ATHENS, Ga. — The emerging narrative so far this spring for Georgia’s defense is an experienced group that may be a bit complacent.
Coach Kirby Smart has harped on it for a second week in a row.
“Overall, we’re not where we need to be on defense,” Smart said.
He’s not seeing the type of hunger he wants out of a group that lost only Alabama grad transfer Maurice Smith at nickel back.
“This defense has not taken on its true identity yet,” Smart said. “I don’t think they’re sensitive to criticism because they get criticized at practice. I can assure you of that, but we’re not playing where we need to be. The offense is playing more physical than us. I call it like I see it. They can watch the tape. They know.”
Some Georgia defensive players said a few days earlier they didn’t see the team having to combat players getting too comfortable in their roles.
“I can only speak for myself,” safety Aaron Davis said, “but, just as a group, we have to pick it up and really execute. I think that’s the thing that was really lacking. … A lot of times, if you’re not doing what you’re supposed to be doing, it can be looked at as complacent or just not focused for whatever reason. Guys just have to lock in and know what to do and translate it on the field, so that we can be sharper in what we do.”
That didn’t show up in the team’s first practice of this week on Tuesday.

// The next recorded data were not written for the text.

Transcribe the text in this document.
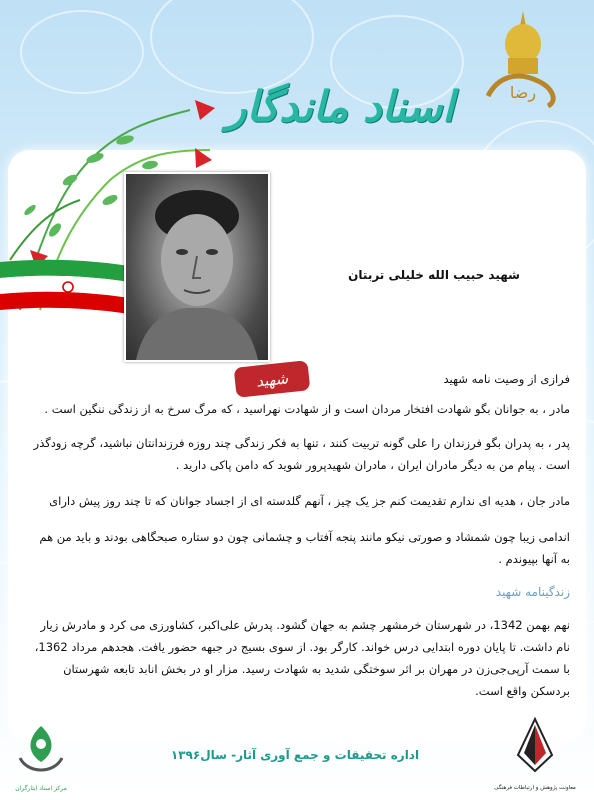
اسناد ماندگار	رضا
شهید حبیب الله خلیلی تربتان
شهید	فرازی از وصیت نامه شهید
مادر ، به جوانان بگو شهادت افتخار مردان است و از شهادت نهراسید ، که مرگ سرخ به از زندگی ننگین است .
پدر ، به پدران بگو فرزندان را علی گونه تربیت کنند ، تنها به فکر زندگی چند روزه فرزندانتان نباشید، گرچه زودگذر است . پیام من به دیگر مادران ایران ، مادران شهیدپرور شوید که دامن پاکی دارید .
مادر جان ، هدیه ای ندارم تقدیمت کنم جز یک چیز ، آنهم گلدسته ای از اجساد جوانان که تا چند روز پیش دارای
اندامی زیبا چون شمشاد و صورتی نیکو مانند پنجه آفتاب و چشمانی چون دو ستاره صبحگاهی بودند و باید من هم به آنها بپیوندم .
زندگینامه شهید
نهم بهمن 1342، در شهرستان خرمشهر چشم به جهان گشود. پدرش علی‌اکبر، کشاورزی می کرد و مادرش زیار نام داشت. تا پایان دوره ابتدایی درس خواند. کارگر بود. از سوی بسیج در جبهه حضور یافت. هجدهم مرداد 1362، با سمت آر‌پی‌جی‌زن در مهران بر اثر سوختگی شدید به شهادت رسید. مزار او در بخش انابد تابعه شهرستان بردسکن واقع است.
اداره تحقیقات و جمع آوری آثار- سال۱۳۹۶
مرکز اسناد ایثارگران	معاونت پژوهش و ارتباطات فرهنگی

“I don’t know if we’re playing softer up front or we’re more physical on the offensive line,” Smart said. “I don’t know which one that is because it’s hard to tell when you go against yourself all the time.”
So how much concern should there be about the defense? Smart will be able to know more after Saturday’s scrimmage.
There are extenuating circumstances.
Defensive tackle Trenton Thompson, perhaps the unit’s best player, isn’t practicing. He withdrew from school for medical reasons, but is expected back this summer.
Inside linebacker Roquan Smith, the team’s top tackler last season, is out with a torn pectoral muscle.
Spring showing may or may not be indicative of what’s to come in the fall.
“I’ve been around some really unique ones where there were great defenses coming back at Alabama, and maybe they underperformed for the spring, but they stepped up when they had to,” Smart said. “Then there were other ones that were really hungry and they didn’t perform great early in the season because maybe they had butterflies, nerves.”
Davis and safety Dominick Sanders said having so many returning starters hasn’t given the defense too much of a comfort factor.
“We’re not worried about all that ‘10 starters back,’” Sanders said. “As a defense as a whole, we understand we’ve got to come out and dominate this year. We’ve got to have a better year than last year.”
Davis said, “Each season is really its own season. You can have teams where they come in and they have a lot of freshmen who play and they’re still successful.
“You have teams who return a lot of people and they end up being as successful as they want to be.”
Smart will have a better read on his defense between now and the April 22 G-Day game.
“Either (the offense is) hungrier than us,” he said, “or our guys are not responding to the fact that we’re challenging them.”